3) NAPS. I really utilized naps this time around. I know they are not for everybody, but a short 15 minute nap can really help revitalize you. I usually did one during my first morning break (catching up on that lost morning sleep!) and then one in the afternoon (during the 3-5 break). This also helped me get out of bed in the morning--thinking, "Yeah, I'm sleepy, but I only have to draw for a few hours and then I can go back to bed for a bit."

4) AUDIO BOOKS! I got the "His Dark Materials" trilogy by Philip Pullman on AudioBook for xmas this year. It helped me get SO MUCH drawing done. I listened to it mostly when I was inking and I found that I was SUPER EXCITED to get back to the drawing table after my breaks, because I wanted to know what was going to happen in the story next! And the time just FLEW by. More than once I was sorely tempted to keep drawing in my break time (BUT I DIDN'T). You can also get a lot of AudioBooks on tape and CD from your local library. I also listened to a TON of This American Life.

5) Another thing I noticed this time, which is sort of similar to the "start on time" theme, is to work the WHOLE time block! A lot of times I was tempted to stop early. Like the CD I was listening to would end 15 minutes before my hour of drawing was up and I'd think "Ahhh, I'll just stop early." But instead, I'd put on a different playlist of music for 15 minutes or (GASP!) draw in silence and you'd really be amazed how much you can get done in 15 minutes! Drawing Comics is this long and arduous journey, and every little minute of effort adds up in the end!

6) FRESH AIR! After one of these days, I lay down to go to sleep and I realized that I hadn't spoken to anyone all day, or left the apartment (NOT GOOD). So after that I tried to at least walk around the block, or run an errand or two that FORCED me to go outside each day. And it helped a lot, breathing fresh air and seeing other people (that should go without saying!)

I guess that's it. For full disclosure, I should probably also add that I am completely EXHAUSTED. I did take a 2-day "break" in there too, but that was to draw a 24-hour comic (and then the day afterwards, when I only drew 2-hours NOT on The Schedule and caught up on my sleep).

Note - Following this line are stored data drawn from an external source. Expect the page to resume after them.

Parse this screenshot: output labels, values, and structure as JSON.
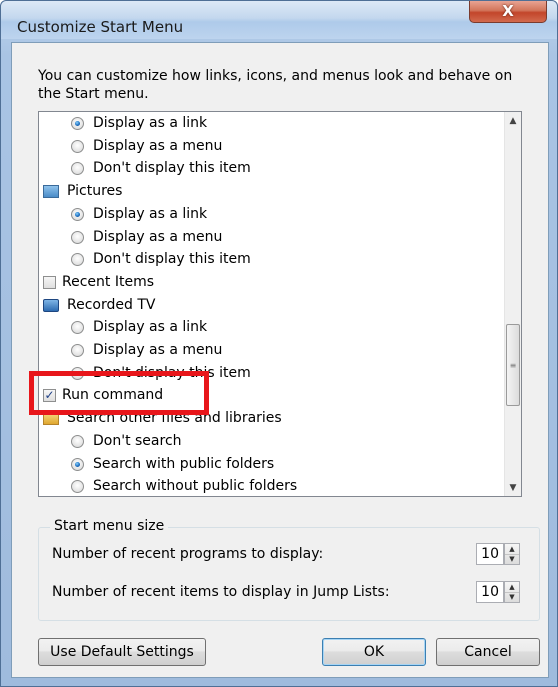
{
  "window": {
    "title": "Customize Start Menu",
    "close_glyph": "X"
  },
  "description": "You can customize how links, icons, and menus look and behave on the Start menu.",
  "list": {
    "items": [
      {
        "kind": "radio",
        "label": "Display as a link",
        "checked": true
      },
      {
        "kind": "radio",
        "label": "Display as a menu",
        "checked": false
      },
      {
        "kind": "radio",
        "label": "Don't display this item",
        "checked": false
      },
      {
        "kind": "category",
        "label": "Pictures",
        "icon": "pictures-icon"
      },
      {
        "kind": "radio",
        "label": "Display as a link",
        "checked": true
      },
      {
        "kind": "radio",
        "label": "Display as a menu",
        "checked": false
      },
      {
        "kind": "radio",
        "label": "Don't display this item",
        "checked": false
      },
      {
        "kind": "checkbox",
        "label": "Recent Items",
        "checked": false
      },
      {
        "kind": "category",
        "label": "Recorded TV",
        "icon": "recorded-tv-icon"
      },
      {
        "kind": "radio",
        "label": "Display as a link",
        "checked": false
      },
      {
        "kind": "radio",
        "label": "Display as a menu",
        "checked": false
      },
      {
        "kind": "radio",
        "label": "Don't display this item",
        "checked": true
      },
      {
        "kind": "checkbox",
        "label": "Run command",
        "checked": true
      },
      {
        "kind": "category",
        "label": "Search other files and libraries",
        "icon": "search-folder-icon"
      },
      {
        "kind": "radio",
        "label": "Don't search",
        "checked": false
      },
      {
        "kind": "radio",
        "label": "Search with public folders",
        "checked": true
      },
      {
        "kind": "radio",
        "label": "Search without public folders",
        "checked": false
      }
    ]
  },
  "start_menu_size": {
    "group_label": "Start menu size",
    "recent_programs_label": "Number of recent programs to display:",
    "recent_programs_value": "10",
    "jump_list_label": "Number of recent items to display in Jump Lists:",
    "jump_list_value": "10"
  },
  "buttons": {
    "defaults": "Use Default Settings",
    "ok": "OK",
    "cancel": "Cancel"
  },
  "colors": {
    "highlight_box": "#e8161b",
    "close_button": "#c2452a"
  }
}
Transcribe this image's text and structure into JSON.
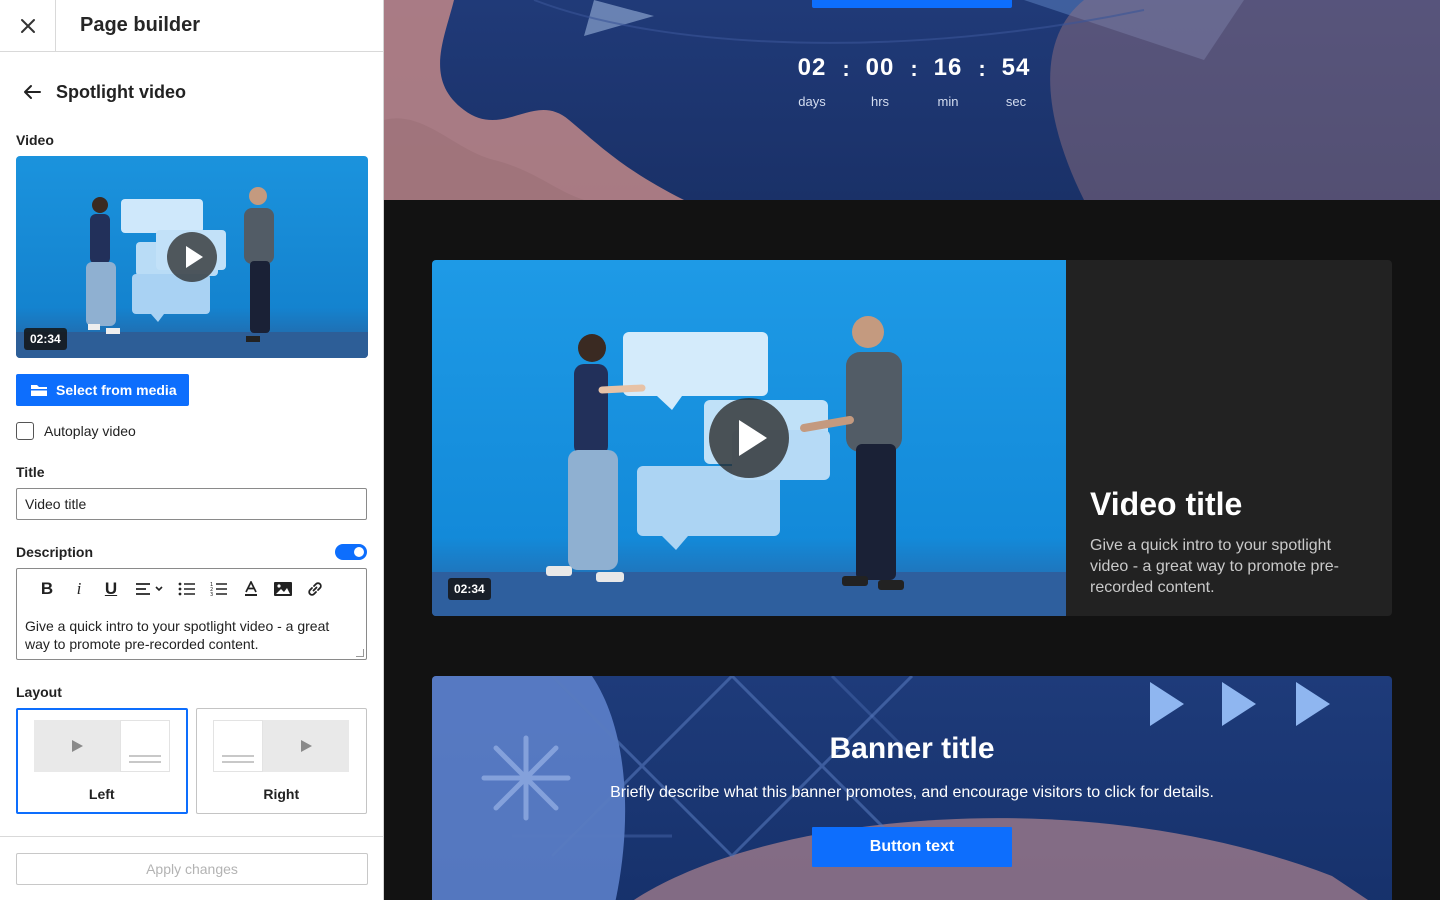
{
  "sidebar": {
    "title": "Page builder",
    "subtitle": "Spotlight video",
    "video_label": "Video",
    "video_duration": "02:34",
    "select_media_label": "Select from media",
    "autoplay_label": "Autoplay video",
    "autoplay_checked": false,
    "title_label": "Title",
    "title_value": "Video title",
    "description_label": "Description",
    "description_enabled": true,
    "description_value": "Give a quick intro to your spotlight video - a great way to promote pre-recorded content.",
    "layout_label": "Layout",
    "layouts": [
      {
        "label": "Left",
        "selected": true
      },
      {
        "label": "Right",
        "selected": false
      }
    ],
    "apply_label": "Apply changes"
  },
  "preview": {
    "countdown": {
      "days": "02",
      "days_label": "days",
      "hrs": "00",
      "hrs_label": "hrs",
      "min": "16",
      "min_label": "min",
      "sec": "54",
      "sec_label": "sec"
    },
    "spotlight": {
      "title": "Video title",
      "description": "Give a quick intro to your spotlight video - a great way to promote pre-recorded content.",
      "duration": "02:34"
    },
    "banner": {
      "title": "Banner title",
      "description": "Briefly describe what this banner promotes, and encourage visitors to click for details.",
      "button_label": "Button text"
    }
  },
  "colors": {
    "accent": "#0d6efd",
    "preview_bg": "#121212",
    "hero_bg": "#1a3168",
    "card_bg": "#222222"
  }
}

This stuff is great for meeting a deadline, or finishing a project, but it's no way to live your life! I don't have a significant other (as if you couldn't tell) and I have very few friends that I hang out with consistently, so it was pretty easy for me to stay THIS focused. I got lonely sometimes (especially late at night) but as always, I gain a lot of strength just from knowing that all of you and so many other Comics artists I respect are in their homes, sitting at their drawing boards, making time to draw Comics as well!

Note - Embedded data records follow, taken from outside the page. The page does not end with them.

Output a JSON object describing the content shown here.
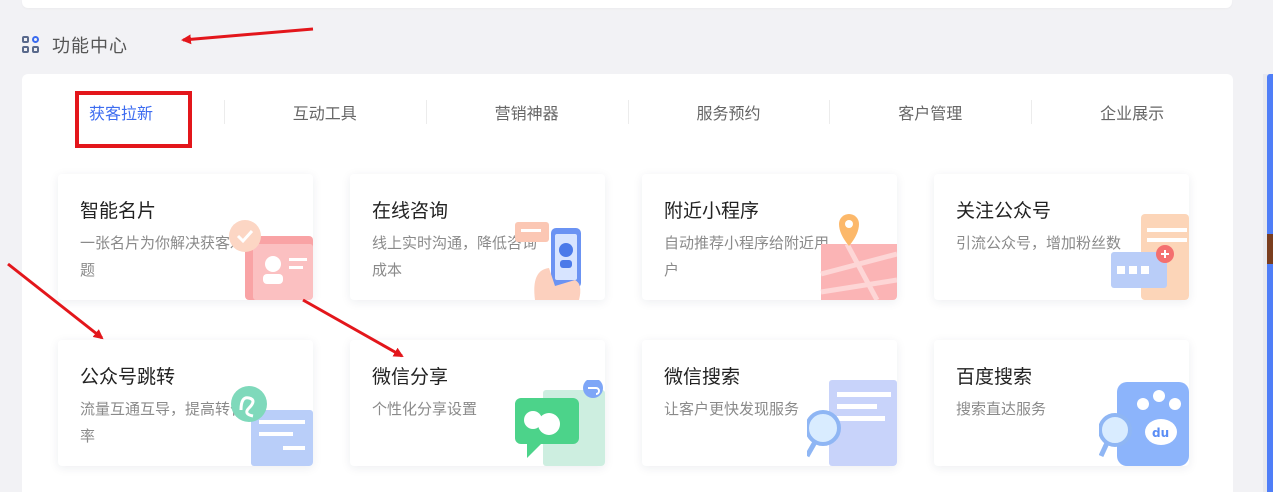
{
  "section": {
    "title": "功能中心",
    "icon": "grid-apps-icon"
  },
  "tabs": [
    {
      "label": "获客拉新",
      "active": true
    },
    {
      "label": "互动工具"
    },
    {
      "label": "营销神器"
    },
    {
      "label": "服务预约"
    },
    {
      "label": "客户管理"
    },
    {
      "label": "企业展示"
    }
  ],
  "cards": [
    {
      "title": "智能名片",
      "desc": "一张名片为你解决获客难题",
      "icon": "business-card-icon"
    },
    {
      "title": "在线咨询",
      "desc": "线上实时沟通，降低咨询成本",
      "icon": "phone-chat-icon"
    },
    {
      "title": "附近小程序",
      "desc": "自动推荐小程序给附近用户",
      "icon": "map-pin-icon"
    },
    {
      "title": "关注公众号",
      "desc": "引流公众号，增加粉丝数",
      "icon": "follow-account-icon"
    },
    {
      "title": "公众号跳转",
      "desc": "流量互通互导，提高转化率",
      "icon": "redirect-icon"
    },
    {
      "title": "微信分享",
      "desc": "个性化分享设置",
      "icon": "wechat-share-icon"
    },
    {
      "title": "微信搜索",
      "desc": "让客户更快发现服务",
      "icon": "search-document-icon"
    },
    {
      "title": "百度搜索",
      "desc": "搜索直达服务",
      "icon": "baidu-search-icon"
    }
  ],
  "colors": {
    "accent": "#3d6cf0",
    "annotation": "#e3161b"
  }
}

So I hope SOME of that was helpful. OH--and I've had a few people comment to me, and I know Robyn got at least one--so just to set the record straight: I DID NOT START THIS BLOG! THIS BLOG WAS STARTED BY, AND IS THE BRAINCHILD OF ROBYN CHAPMAN. And we're so lucky she did. Thanks Robyn!!!

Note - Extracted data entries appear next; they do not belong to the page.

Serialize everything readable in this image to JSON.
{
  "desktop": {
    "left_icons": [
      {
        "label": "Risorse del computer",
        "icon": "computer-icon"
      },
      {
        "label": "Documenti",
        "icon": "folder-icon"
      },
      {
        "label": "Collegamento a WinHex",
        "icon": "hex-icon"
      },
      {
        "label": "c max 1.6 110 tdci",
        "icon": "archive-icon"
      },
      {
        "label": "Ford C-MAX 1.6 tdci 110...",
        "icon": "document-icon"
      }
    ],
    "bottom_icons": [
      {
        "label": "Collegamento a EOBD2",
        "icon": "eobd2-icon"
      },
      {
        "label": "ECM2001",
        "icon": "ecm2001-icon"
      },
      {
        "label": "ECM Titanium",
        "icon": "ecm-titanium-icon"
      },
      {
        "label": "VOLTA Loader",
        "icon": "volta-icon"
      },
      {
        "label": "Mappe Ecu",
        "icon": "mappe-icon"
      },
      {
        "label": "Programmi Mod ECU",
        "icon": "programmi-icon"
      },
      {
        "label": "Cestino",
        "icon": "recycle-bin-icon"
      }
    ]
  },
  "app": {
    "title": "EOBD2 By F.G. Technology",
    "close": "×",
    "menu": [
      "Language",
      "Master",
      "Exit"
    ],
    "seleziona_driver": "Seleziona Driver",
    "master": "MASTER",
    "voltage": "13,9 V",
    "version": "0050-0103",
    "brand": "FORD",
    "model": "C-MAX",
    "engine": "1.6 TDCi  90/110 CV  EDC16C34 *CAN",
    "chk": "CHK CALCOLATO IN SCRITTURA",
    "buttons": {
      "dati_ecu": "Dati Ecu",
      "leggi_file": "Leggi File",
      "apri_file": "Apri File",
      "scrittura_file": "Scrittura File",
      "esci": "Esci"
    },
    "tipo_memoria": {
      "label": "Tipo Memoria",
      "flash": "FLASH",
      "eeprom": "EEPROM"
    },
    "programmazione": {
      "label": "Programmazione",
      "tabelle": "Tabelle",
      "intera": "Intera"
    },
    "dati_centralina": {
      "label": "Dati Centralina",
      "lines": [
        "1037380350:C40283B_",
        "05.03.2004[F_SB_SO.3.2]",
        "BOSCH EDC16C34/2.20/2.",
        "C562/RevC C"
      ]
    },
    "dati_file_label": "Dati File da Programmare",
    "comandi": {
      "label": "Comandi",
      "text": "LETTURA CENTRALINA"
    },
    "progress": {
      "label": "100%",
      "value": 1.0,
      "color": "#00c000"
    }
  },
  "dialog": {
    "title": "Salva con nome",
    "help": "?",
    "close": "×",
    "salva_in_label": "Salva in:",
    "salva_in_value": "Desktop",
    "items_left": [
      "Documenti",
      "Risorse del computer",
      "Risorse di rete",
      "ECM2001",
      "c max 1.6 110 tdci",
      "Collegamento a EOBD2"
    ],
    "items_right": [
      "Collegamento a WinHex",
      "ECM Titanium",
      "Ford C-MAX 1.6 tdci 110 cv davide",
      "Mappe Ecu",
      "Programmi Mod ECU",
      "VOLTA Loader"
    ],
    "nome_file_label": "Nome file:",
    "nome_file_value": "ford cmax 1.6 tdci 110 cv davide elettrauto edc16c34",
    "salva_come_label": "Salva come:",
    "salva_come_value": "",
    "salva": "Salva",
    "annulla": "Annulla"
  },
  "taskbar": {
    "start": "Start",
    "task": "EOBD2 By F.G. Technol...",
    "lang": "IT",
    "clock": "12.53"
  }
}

Thursday, January 12, 2006

Part Time Stories

So, my week off from work to do freelance/comic work was a huge success. I redesigned my own site, launched my T-Shirt line, and the bit I'm most proud of...

I started Part Time Stories, my year long online comic site. It starts with Thirsty, written by Marc Bryant, and will continue through out the year with stories from a bunch of writers.

I have 3 more stories besides this one ready to go (older stories I have had ready for the web since I thought up this project) and 4 more scripts as of today. I have two more stories I want to put together in my head, so that works out to be 9 stories in various stages as of launch time.

It'll be a heck of an experiment to pull this off, but to tie this in with the purpose to the purpose of the blog, it is a large effort of productivity and page creation, with deadlines and whole nine yards

Part Time Stories, one year of short stories. Here we go!